Eriknaz Tigranyan’s opinion, all those problems could have surfaced provided that a new voting method had undergone the pilot program ‘testing’. However, despite the government officials’ assurance that the new system would be tried out in advance in course of the local government election, this actually never happened. Voter identification devices were tested only in Armenia’s 2 small communities–in Vardashen and Semenovka, which doesn’t imply checking consistency of the whole voting procedure.
Government’s opinion
Upon a closer look at the law, one will no longer have an impression that it’s a complex process. Simply earlier the elections were conducted without using technical devices and registration of fingerprints. Therefore, it seems that the number of ‘chain’ links have increased, making the whole process even more complicated. That’s the opinion of Vahram Mkrtchyan, an MP from the Armenian Republican Party faction. He assures that each member of the Commission will explain a new procedure to a voter and it’s unlikely that there be any problems in this case. And if a person goes to the polls, it means that he/she is aware and realizes the importance of elections and won’t get confused:
“Alongside the commission members, there will be also experts in charge of technical equipment at the polling stations. They will enter the voters’ passport data into the personal identification device and if it happens so that those experts violate the legal course of ballot (e.g. let one and the same person cast his/her ballot twice), they will be held administratively liable.
As for preliminary testing of this voting procedure, it hasn’t been done due to the failure to settle the equipment funding issue. But let me assure you that the seamy side of the process doesn’t lie in technical devices.”
Vahram Mkrtchyan doesn’t think it as a problem if citizens take unused ballot papers from the polling stations. The ballot papers at electors’ hand are worthless and there is no way they could be used.
Opposition’s opinion
Mane Tandilyan, an MP candidate from the Yelk bloc (translated as ‘Way Out’), shares the opinion that the new system is complex and confusing, and that the voters may really have problem understanding the whole process.
“There are people, who meet me just to find out how to vote: can they choose one candidate or none of the candidates, how they will get several documents at once and what does it mean to throw away an unused ballot paper…
I think, it’s exactly the lack of awareness that will result in a huge number of invalid ballots. We should raise public awareness, explain what will happen at the polling stations on the election day by many interesting ways: flashmobs, campaigns, meetings, through social media, video clips, and other means. I would like to emphasize that if there had been the piloting precedent, all technical drawbacks would have been identified in advance, and there would have been enough time to rectify them.”

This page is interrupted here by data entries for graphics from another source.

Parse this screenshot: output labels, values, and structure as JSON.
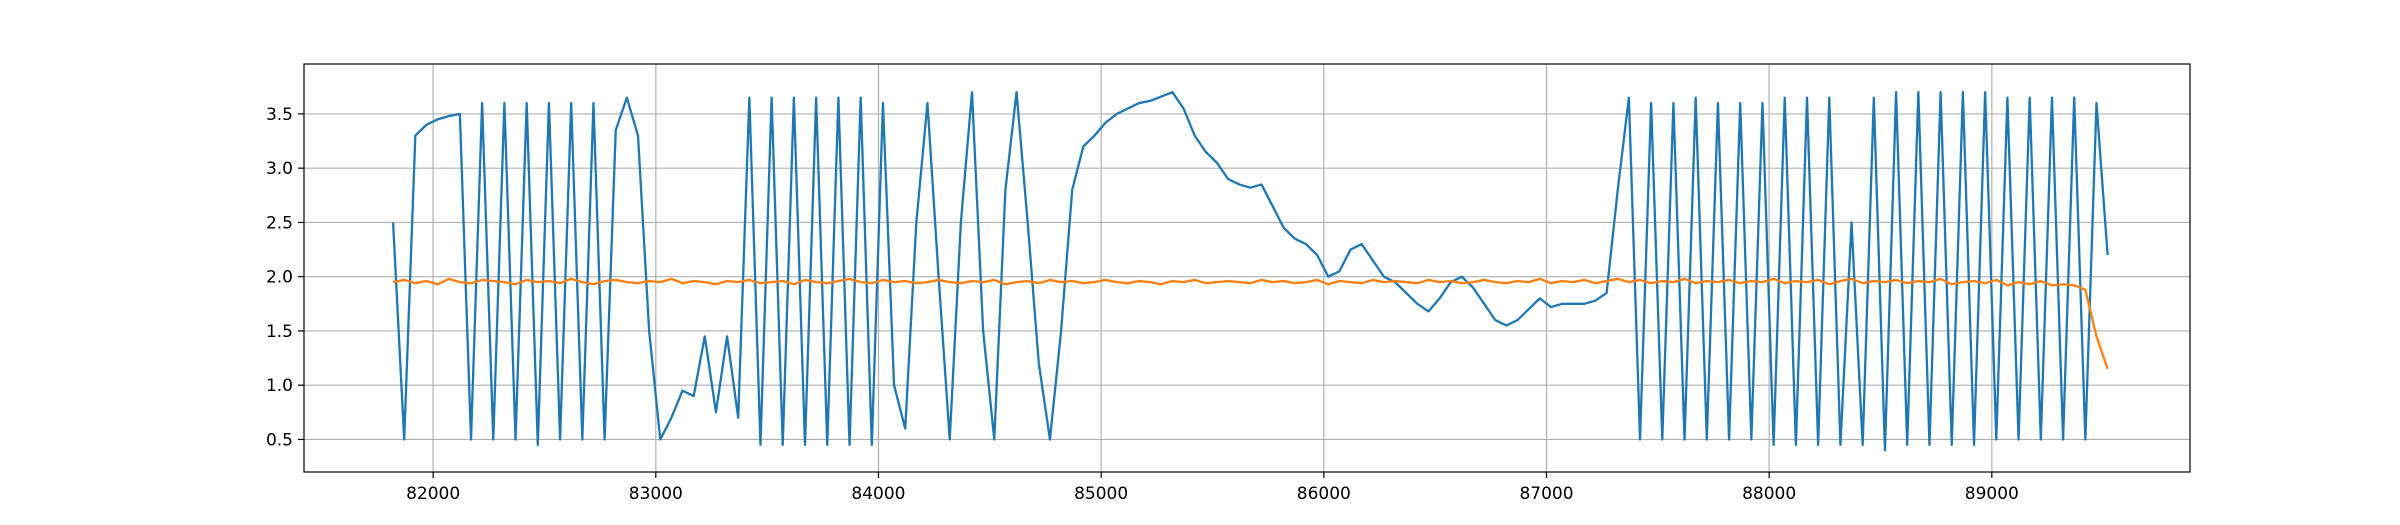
{
  "chart_data": {
    "type": "line",
    "x": [
      81820,
      81870,
      81920,
      81970,
      82020,
      82070,
      82120,
      82170,
      82220,
      82270,
      82320,
      82370,
      82420,
      82470,
      82520,
      82570,
      82620,
      82670,
      82720,
      82770,
      82820,
      82870,
      82920,
      82970,
      83020,
      83070,
      83120,
      83170,
      83220,
      83270,
      83320,
      83370,
      83420,
      83470,
      83520,
      83570,
      83620,
      83670,
      83720,
      83770,
      83820,
      83870,
      83920,
      83970,
      84020,
      84070,
      84120,
      84170,
      84220,
      84270,
      84320,
      84370,
      84420,
      84470,
      84520,
      84570,
      84620,
      84670,
      84720,
      84770,
      84820,
      84870,
      84920,
      84970,
      85020,
      85070,
      85120,
      85170,
      85220,
      85270,
      85320,
      85370,
      85420,
      85470,
      85520,
      85570,
      85620,
      85670,
      85720,
      85770,
      85820,
      85870,
      85920,
      85970,
      86020,
      86070,
      86120,
      86170,
      86220,
      86270,
      86320,
      86370,
      86420,
      86470,
      86520,
      86570,
      86620,
      86670,
      86720,
      86770,
      86820,
      86870,
      86920,
      86970,
      87020,
      87070,
      87120,
      87170,
      87220,
      87270,
      87320,
      87370,
      87420,
      87470,
      87520,
      87570,
      87620,
      87670,
      87720,
      87770,
      87820,
      87870,
      87920,
      87970,
      88020,
      88070,
      88120,
      88170,
      88220,
      88270,
      88320,
      88370,
      88420,
      88470,
      88520,
      88570,
      88620,
      88670,
      88720,
      88770,
      88820,
      88870,
      88920,
      88970,
      89020,
      89070,
      89120,
      89170,
      89220,
      89270,
      89320,
      89370,
      89420,
      89470,
      89520
    ],
    "series": [
      {
        "color": "#1f77b4",
        "values": [
          2.5,
          0.5,
          3.3,
          3.4,
          3.45,
          3.48,
          3.5,
          0.5,
          3.6,
          0.5,
          3.6,
          0.5,
          3.6,
          0.45,
          3.6,
          0.5,
          3.6,
          0.5,
          3.6,
          0.5,
          3.35,
          3.65,
          3.3,
          1.5,
          0.5,
          0.7,
          0.95,
          0.9,
          1.45,
          0.75,
          1.45,
          0.7,
          3.65,
          0.45,
          3.65,
          0.45,
          3.65,
          0.45,
          3.65,
          0.45,
          3.65,
          0.45,
          3.65,
          0.45,
          3.6,
          1.0,
          0.6,
          2.5,
          3.6,
          2.0,
          0.5,
          2.5,
          3.7,
          1.5,
          0.5,
          2.8,
          3.7,
          2.5,
          1.2,
          0.5,
          1.5,
          2.8,
          3.2,
          3.3,
          3.42,
          3.5,
          3.55,
          3.6,
          3.62,
          3.66,
          3.7,
          3.55,
          3.3,
          3.15,
          3.05,
          2.9,
          2.85,
          2.82,
          2.85,
          2.65,
          2.45,
          2.35,
          2.3,
          2.2,
          2.0,
          2.05,
          2.25,
          2.3,
          2.15,
          2.0,
          1.95,
          1.85,
          1.75,
          1.68,
          1.8,
          1.95,
          2.0,
          1.9,
          1.75,
          1.6,
          1.55,
          1.6,
          1.7,
          1.8,
          1.72,
          1.75,
          1.75,
          1.75,
          1.78,
          1.85,
          2.8,
          3.65,
          0.5,
          3.6,
          0.5,
          3.6,
          0.5,
          3.65,
          0.5,
          3.6,
          0.5,
          3.6,
          0.5,
          3.6,
          0.45,
          3.65,
          0.45,
          3.65,
          0.45,
          3.65,
          0.45,
          2.5,
          0.45,
          3.65,
          0.4,
          3.7,
          0.45,
          3.7,
          0.45,
          3.7,
          0.45,
          3.7,
          0.45,
          3.7,
          0.5,
          3.65,
          0.5,
          3.65,
          0.5,
          3.65,
          0.5,
          3.65,
          0.5,
          3.6,
          2.2
        ]
      },
      {
        "color": "#ff7f0e",
        "values": [
          1.95,
          1.97,
          1.94,
          1.96,
          1.93,
          1.98,
          1.95,
          1.94,
          1.97,
          1.96,
          1.95,
          1.93,
          1.97,
          1.95,
          1.96,
          1.94,
          1.98,
          1.95,
          1.93,
          1.96,
          1.97,
          1.95,
          1.94,
          1.96,
          1.95,
          1.98,
          1.94,
          1.96,
          1.95,
          1.93,
          1.96,
          1.95,
          1.97,
          1.94,
          1.95,
          1.96,
          1.93,
          1.97,
          1.95,
          1.94,
          1.96,
          1.98,
          1.95,
          1.94,
          1.97,
          1.95,
          1.96,
          1.94,
          1.95,
          1.97,
          1.95,
          1.94,
          1.96,
          1.95,
          1.97,
          1.93,
          1.95,
          1.96,
          1.94,
          1.97,
          1.95,
          1.96,
          1.94,
          1.95,
          1.97,
          1.95,
          1.94,
          1.96,
          1.95,
          1.93,
          1.96,
          1.95,
          1.97,
          1.94,
          1.95,
          1.96,
          1.95,
          1.94,
          1.97,
          1.95,
          1.96,
          1.94,
          1.95,
          1.97,
          1.93,
          1.96,
          1.95,
          1.94,
          1.97,
          1.95,
          1.96,
          1.95,
          1.94,
          1.97,
          1.95,
          1.96,
          1.94,
          1.95,
          1.97,
          1.95,
          1.94,
          1.96,
          1.95,
          1.98,
          1.94,
          1.96,
          1.95,
          1.97,
          1.94,
          1.96,
          1.98,
          1.95,
          1.97,
          1.94,
          1.96,
          1.95,
          1.98,
          1.94,
          1.96,
          1.95,
          1.97,
          1.94,
          1.96,
          1.95,
          1.98,
          1.94,
          1.96,
          1.95,
          1.97,
          1.93,
          1.96,
          1.98,
          1.94,
          1.96,
          1.95,
          1.97,
          1.94,
          1.96,
          1.95,
          1.98,
          1.93,
          1.95,
          1.96,
          1.94,
          1.97,
          1.92,
          1.95,
          1.93,
          1.96,
          1.92,
          1.93,
          1.92,
          1.88,
          1.45,
          1.15
        ]
      }
    ],
    "xlim": [
      81420,
      89890
    ],
    "ylim": [
      0.2,
      3.96
    ],
    "xticks": [
      82000,
      83000,
      84000,
      85000,
      86000,
      87000,
      88000,
      89000
    ],
    "yticks": [
      0.5,
      {
        "value": 1,
        "label": "1.0"
      },
      1.5,
      {
        "value": 2,
        "label": "2.0"
      },
      2.5,
      {
        "value": 3,
        "label": "3.0"
      },
      3.5
    ],
    "grid": true
  }
}
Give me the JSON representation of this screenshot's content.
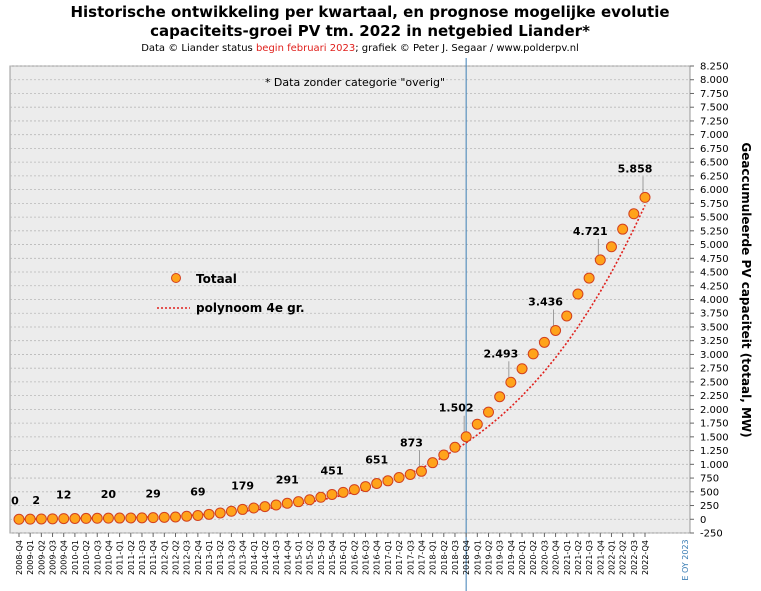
{
  "chart_data": {
    "type": "scatter",
    "title": [
      "Historische  ontwikkeling  per kwartaal, en prognose mogelijke  evolutie",
      "capaciteits-groei  PV tm. 2022 in  netgebied Liander*"
    ],
    "subtitle": [
      "Data © Liander status ",
      "begin februari 2023",
      "; grafiek © Peter J. Segaar / www.polderpv.nl"
    ],
    "annotation": "* Data zonder categorie \"overig\"",
    "footnote": "E OY 2023",
    "y_label": "Geaccumuleerde  PV  capaciteit  (totaal, MW)",
    "categories": [
      "2008-Q4",
      "2009-Q1",
      "2009-Q2",
      "2009-Q3",
      "2009-Q4",
      "2010-Q1",
      "2010-Q2",
      "2010-Q3",
      "2010-Q4",
      "2011-Q1",
      "2011-Q2",
      "2011-Q3",
      "2011-Q4",
      "2012-Q1",
      "2012-Q2",
      "2012-Q3",
      "2012-Q4",
      "2013-Q1",
      "2013-Q2",
      "2013-Q3",
      "2013-Q4",
      "2014-Q1",
      "2014-Q2",
      "2014-Q3",
      "2014-Q4",
      "2015-Q1",
      "2015-Q2",
      "2015-Q3",
      "2015-Q4",
      "2016-Q1",
      "2016-Q2",
      "2016-Q3",
      "2016-Q4",
      "2017-Q1",
      "2017-Q2",
      "2017-Q3",
      "2017-Q4",
      "2018-Q1",
      "2018-Q2",
      "2018-Q3",
      "2018-Q4",
      "2019-Q1",
      "2019-Q2",
      "2019-Q3",
      "2019-Q4",
      "2020-Q1",
      "2020-Q2",
      "2020-Q3",
      "2020-Q4",
      "2021-Q1",
      "2021-Q2",
      "2021-Q3",
      "2021-Q4",
      "2022-Q1",
      "2022-Q2",
      "2022-Q3",
      "2022-Q4"
    ],
    "series": [
      {
        "name": "Totaal",
        "color": "#ffa31a",
        "stroke": "#d2401e",
        "values": [
          0,
          2,
          5,
          8,
          12,
          14,
          16,
          18,
          20,
          22,
          24,
          26,
          29,
          35,
          42,
          55,
          69,
          90,
          115,
          145,
          179,
          205,
          230,
          260,
          291,
          320,
          355,
          400,
          451,
          490,
          540,
          595,
          651,
          700,
          760,
          815,
          873,
          1030,
          1170,
          1310,
          1502,
          1730,
          1950,
          2230,
          2493,
          2740,
          3010,
          3220,
          3436,
          3700,
          4100,
          4390,
          4721,
          4960,
          5280,
          5560,
          5858
        ],
        "value_labels": [
          "0",
          "2",
          null,
          null,
          "12",
          null,
          null,
          null,
          "20",
          null,
          null,
          null,
          "29",
          null,
          null,
          null,
          "69",
          null,
          null,
          null,
          "179",
          null,
          null,
          null,
          "291",
          null,
          null,
          null,
          "451",
          null,
          null,
          null,
          "651",
          null,
          null,
          null,
          "873",
          null,
          null,
          null,
          "1.502",
          null,
          null,
          null,
          "2.493",
          null,
          null,
          null,
          "3.436",
          null,
          null,
          null,
          "4.721",
          null,
          null,
          null,
          "5.858"
        ]
      },
      {
        "name": "polynoom 4e gr.",
        "color": "#e0201c",
        "line": "dotted",
        "values": [
          0,
          3,
          6,
          9,
          12,
          15,
          18,
          21,
          24,
          28,
          32,
          37,
          43,
          50,
          58,
          68,
          80,
          93,
          108,
          125,
          144,
          165,
          189,
          215,
          244,
          276,
          311,
          350,
          393,
          440,
          492,
          549,
          611,
          680,
          755,
          838,
          929,
          1030,
          1140,
          1260,
          1392,
          1536,
          1692,
          1862,
          2046,
          2245,
          2460,
          2692,
          2942,
          3211,
          3500,
          3810,
          4142,
          4497,
          4877,
          5282,
          5714
        ]
      }
    ],
    "ylim": [
      -250,
      8250
    ],
    "yticks": [
      -250,
      0,
      250,
      500,
      750,
      {
        "value": 1000,
        "label": "1.000"
      },
      {
        "value": 1250,
        "label": "1.250"
      },
      {
        "value": 1500,
        "label": "1.500"
      },
      {
        "value": 1750,
        "label": "1.750"
      },
      {
        "value": 2000,
        "label": "2.000"
      },
      {
        "value": 2250,
        "label": "2.250"
      },
      {
        "value": 2500,
        "label": "2.500"
      },
      {
        "value": 2750,
        "label": "2.750"
      },
      {
        "value": 3000,
        "label": "3.000"
      },
      {
        "value": 3250,
        "label": "3.250"
      },
      {
        "value": 3500,
        "label": "3.500"
      },
      {
        "value": 3750,
        "label": "3.750"
      },
      {
        "value": 4000,
        "label": "4.000"
      },
      {
        "value": 4250,
        "label": "4.250"
      },
      {
        "value": 4500,
        "label": "4.500"
      },
      {
        "value": 4750,
        "label": "4.750"
      },
      {
        "value": 5000,
        "label": "5.000"
      },
      {
        "value": 5250,
        "label": "5.250"
      },
      {
        "value": 5500,
        "label": "5.500"
      },
      {
        "value": 5750,
        "label": "5.750"
      },
      {
        "value": 6000,
        "label": "6.000"
      },
      {
        "value": 6250,
        "label": "6.250"
      },
      {
        "value": 6500,
        "label": "6.500"
      },
      {
        "value": 6750,
        "label": "6.750"
      },
      {
        "value": 7000,
        "label": "7.000"
      },
      {
        "value": 7250,
        "label": "7.250"
      },
      {
        "value": 7500,
        "label": "7.500"
      },
      {
        "value": 7750,
        "label": "7.750"
      },
      {
        "value": 8000,
        "label": "8.000"
      },
      {
        "value": 8250,
        "label": "8.250"
      }
    ],
    "grid": true,
    "legend": "left",
    "y_axis_side": "right"
  }
}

Mane Tandilyan disagrees with the opinion that if a voter goes for polls, he/she is so well-prepared that he/she won’t get lost in a complicated electoral procedure. And if a person comes to fulfill his/her civic duty, it doesn’t necessarily imply that he/she is familiar with all provisions of the electoral process.
Note
The National Assembly (Parliament) elections will held in Armenia on April 2. After the elections, the country will move from the semi-presidential onto the parliamentary system of government. On the election day, the voters are expected to cast their ballots for a preferable party or a particular candidate from the party list, introduced at the polling station.